The Story
Why it exists.
The beginning
Les Saisons Automne arrived in 2004 as part of Van Cleef & Arpels' seasonal collection. The series used a tree as its symbol, a motif that reflected the cyclical nature of the seasons. Automne captures the spirit of October, a month when trees display their full color before the inevitable letting go. The name is French for autumn, and the fragrance aims to evoke that transitional moment. Rather than reaching for obvious autumn materials, the composition builds from the ground up, with fruit, florals, and wood in quiet conversation. The result smells less like a seasonal gimmick and more like a specific memory: walking through a forest as the light changes, your breath visible, the air carrying everything at once. The collection treated fragrance as landscape rather than statement.

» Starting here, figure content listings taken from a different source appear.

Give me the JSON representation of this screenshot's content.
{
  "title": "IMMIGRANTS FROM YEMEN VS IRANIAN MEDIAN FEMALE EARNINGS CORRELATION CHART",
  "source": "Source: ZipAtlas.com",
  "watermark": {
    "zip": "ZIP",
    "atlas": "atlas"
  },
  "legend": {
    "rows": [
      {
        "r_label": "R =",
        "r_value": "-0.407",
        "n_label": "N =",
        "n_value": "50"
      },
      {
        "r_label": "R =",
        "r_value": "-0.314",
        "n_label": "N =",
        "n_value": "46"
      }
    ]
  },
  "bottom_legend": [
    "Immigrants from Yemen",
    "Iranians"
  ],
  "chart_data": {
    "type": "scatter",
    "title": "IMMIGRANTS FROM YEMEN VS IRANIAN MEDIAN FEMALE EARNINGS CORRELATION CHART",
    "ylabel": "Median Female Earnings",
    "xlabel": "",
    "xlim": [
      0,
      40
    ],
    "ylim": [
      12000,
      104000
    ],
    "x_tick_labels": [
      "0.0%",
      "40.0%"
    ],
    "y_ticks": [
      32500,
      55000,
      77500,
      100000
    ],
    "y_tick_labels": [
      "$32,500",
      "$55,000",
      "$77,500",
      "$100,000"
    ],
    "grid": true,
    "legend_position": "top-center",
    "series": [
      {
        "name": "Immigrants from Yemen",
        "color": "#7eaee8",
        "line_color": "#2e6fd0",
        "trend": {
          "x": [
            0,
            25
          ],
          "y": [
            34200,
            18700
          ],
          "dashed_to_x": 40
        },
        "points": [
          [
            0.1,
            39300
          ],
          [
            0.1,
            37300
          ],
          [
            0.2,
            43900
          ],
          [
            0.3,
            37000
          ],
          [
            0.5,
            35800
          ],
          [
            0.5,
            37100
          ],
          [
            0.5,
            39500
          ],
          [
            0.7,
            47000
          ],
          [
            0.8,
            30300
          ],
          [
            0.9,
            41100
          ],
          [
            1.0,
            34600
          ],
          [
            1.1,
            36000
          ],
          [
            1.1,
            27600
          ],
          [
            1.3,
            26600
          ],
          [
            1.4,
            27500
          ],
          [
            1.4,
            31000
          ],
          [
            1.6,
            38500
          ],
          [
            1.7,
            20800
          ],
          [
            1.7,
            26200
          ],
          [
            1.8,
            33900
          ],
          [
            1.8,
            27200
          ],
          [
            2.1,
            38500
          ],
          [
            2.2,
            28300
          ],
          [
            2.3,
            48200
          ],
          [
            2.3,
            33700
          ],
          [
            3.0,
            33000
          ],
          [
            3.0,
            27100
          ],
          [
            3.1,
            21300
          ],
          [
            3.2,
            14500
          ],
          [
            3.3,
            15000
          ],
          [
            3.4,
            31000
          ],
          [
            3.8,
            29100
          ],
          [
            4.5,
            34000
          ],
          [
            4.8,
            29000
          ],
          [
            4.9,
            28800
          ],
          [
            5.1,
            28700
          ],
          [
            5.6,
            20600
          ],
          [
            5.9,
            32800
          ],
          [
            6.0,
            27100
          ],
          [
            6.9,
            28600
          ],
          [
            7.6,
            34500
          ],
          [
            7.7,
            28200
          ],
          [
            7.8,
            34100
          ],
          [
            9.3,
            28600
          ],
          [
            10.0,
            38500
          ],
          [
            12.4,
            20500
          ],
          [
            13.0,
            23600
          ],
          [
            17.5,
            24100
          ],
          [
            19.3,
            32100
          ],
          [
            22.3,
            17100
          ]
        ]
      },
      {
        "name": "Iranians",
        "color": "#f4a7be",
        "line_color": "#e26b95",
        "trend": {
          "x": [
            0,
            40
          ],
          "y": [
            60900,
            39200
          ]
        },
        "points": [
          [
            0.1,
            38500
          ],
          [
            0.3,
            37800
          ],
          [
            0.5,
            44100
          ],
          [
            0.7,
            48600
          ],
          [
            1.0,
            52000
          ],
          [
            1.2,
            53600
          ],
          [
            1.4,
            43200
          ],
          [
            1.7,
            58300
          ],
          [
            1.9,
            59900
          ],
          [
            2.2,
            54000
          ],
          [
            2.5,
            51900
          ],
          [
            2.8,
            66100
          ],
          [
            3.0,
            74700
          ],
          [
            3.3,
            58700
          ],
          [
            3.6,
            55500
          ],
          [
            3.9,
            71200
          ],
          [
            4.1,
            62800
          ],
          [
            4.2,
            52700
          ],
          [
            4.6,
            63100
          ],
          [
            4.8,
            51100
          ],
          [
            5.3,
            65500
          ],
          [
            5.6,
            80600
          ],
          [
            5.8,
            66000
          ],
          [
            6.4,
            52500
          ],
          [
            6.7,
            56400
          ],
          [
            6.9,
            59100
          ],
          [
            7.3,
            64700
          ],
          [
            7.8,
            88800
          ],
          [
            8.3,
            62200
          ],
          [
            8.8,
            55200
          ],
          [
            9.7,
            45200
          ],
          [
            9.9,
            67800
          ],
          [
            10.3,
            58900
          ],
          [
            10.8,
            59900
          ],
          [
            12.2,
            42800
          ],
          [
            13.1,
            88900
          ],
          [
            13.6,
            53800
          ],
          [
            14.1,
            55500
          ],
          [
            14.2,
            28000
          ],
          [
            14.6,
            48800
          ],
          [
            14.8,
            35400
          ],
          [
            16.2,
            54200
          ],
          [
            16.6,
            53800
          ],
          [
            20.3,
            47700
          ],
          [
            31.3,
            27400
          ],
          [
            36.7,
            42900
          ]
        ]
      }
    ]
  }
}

The structure of Automne is quietly unusual. Sandalwood appears in the heart, not the base, bringing its warmth into dialogue with the florals instead of serving as a foundation. Lily brings a green, slightly bitter freshness that keeps the composition from becoming merely sweet. Cassia, related to cinnamon but lighter, with a spicy-fruity edge, opens and disappears within the first minutes, a door quickly closed. The red berries add brightness without sweetness, the kind of tart that reads as cool air rather than confection.
The evolution
The opening hits bright and tart, cassia and red berries arrive together, with Italian lemon lifting the whole thing into crispness. For about fifteen minutes, it is almost effervescent. The sweetness is there but controlled, like fruit just past ripe. Then the transition begins. The berries recede. Sandalwood and lily move forward, and the surprise is how green lily remains, stemmy, almost bitter, cutting through the creaminess before it can settle. Almond appears here too, adding a powdery warmth that softens the edges. This middle phase represents the longest part of the wear, where the composition settles into its most complex territory. The drydown is where cedar and musk take over. Heliotrope adds a faint sweetness, but it is the wood and skin notes that linger. The final phase leaves something close and quiet, powdery wood, a hint of warmth, the ghost of lily somewhere underneath.
Cultural impact
The seasonal series represented an experiment in treating each season as a distinct olfactory territory rather than a marketing category. Automne found a devoted following among those who appreciate its nuanced approach to autumn. The fragrance captures something specific about the season without resorting to predictable autumn tropes. It speaks to wearers who value restraint and complexity over conventional seasonal markers. The composition reflects careful consideration of how to evoke a particular time of year through unexpected combinations rather than familiar ingredients.